Don’t try to analyze this miracle medically or too rationally, or you’ll miss out how it applies to your own life. When Jesus said “Stand up,” the verb more typically means to “rouse yourself up,” to “awaken.” Jesus is telling the man to shake off his superstitious slumber, his despair and self-defeating cynicism. His first act is to wake up—to open his eyes—to snap out of it. Next, he tells him to take up his mat. In this life there will always be baggage we carry with us—parts of our past that are never past for us. That’s what it means to be alive. But instead of lying on our mats, defining ourselves by our limits, we take them up, tuck them under our arms, and get moving. Which leads to the last command to walk. Walking is both a physical act and a moral act. You get from point A to point B by walking. You also get from darkness to light, from brokenness to healing, by walking as a person of compassion, integrity and faith.

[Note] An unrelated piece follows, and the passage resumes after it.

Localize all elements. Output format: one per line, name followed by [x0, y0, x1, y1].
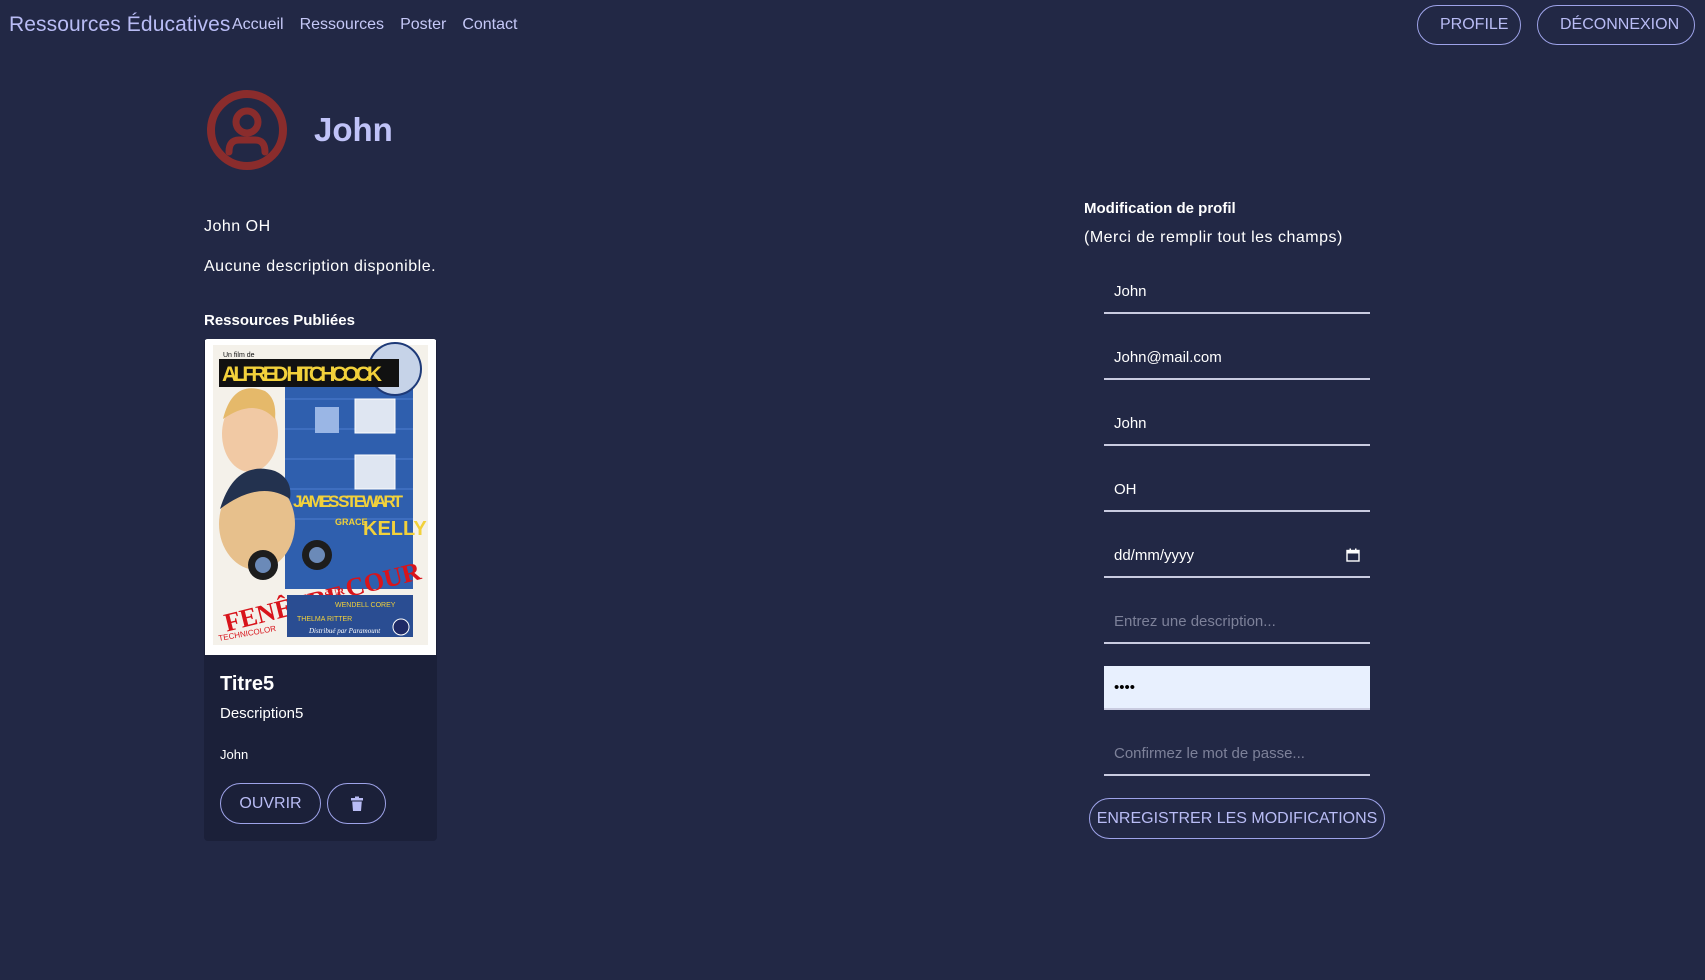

And suddenly we’re back to where we began. The question I asked at the start of this sermon was this: Where do we start if we want to have faith? Where do we begin? Tucked in this wonderful bible story, it says in vs. 6 that when Jesus saw the man lying there, he knew that he had been there a long time. How is that possible? We can’t assume Jesus had met him before or knew him from other visits to Jerusalem. But scripture tells us that before we come to know Jesus, we are already known. We are known by God, the artist creating all life. We are known by Jesus, the redeemer of infinite love. We are held by the Holy Spirit that inspires and corrects and guides us each day. Faith doesn’t begin with us. Faith begins with our accepting that we are known. That Jesus knows us. That he has always known us.
Think about that for a moment—as if it were the first bit of faith written on the blank slate of your soul. If God knows you, you are not now nor ever have been alone. You are not now nor ever have been without resources—without a real connection to that which is the foundation of life, the source of love, justice and hope. The invalid by the pool didn’t know who Jesus was at all—but Jesus knew him. Jesus came to him, looked him in the eyes, told him to awaken, to stand up, carry his baggage, and start walking forward—and that’s what he did.
Faith begins with the one who has faith in us, who necessarily stirs the waters in us, who knows our prayers before a word is on our lips or thought is in our minds. Start there. And see what joy, what faith, what true and abundant life will follow.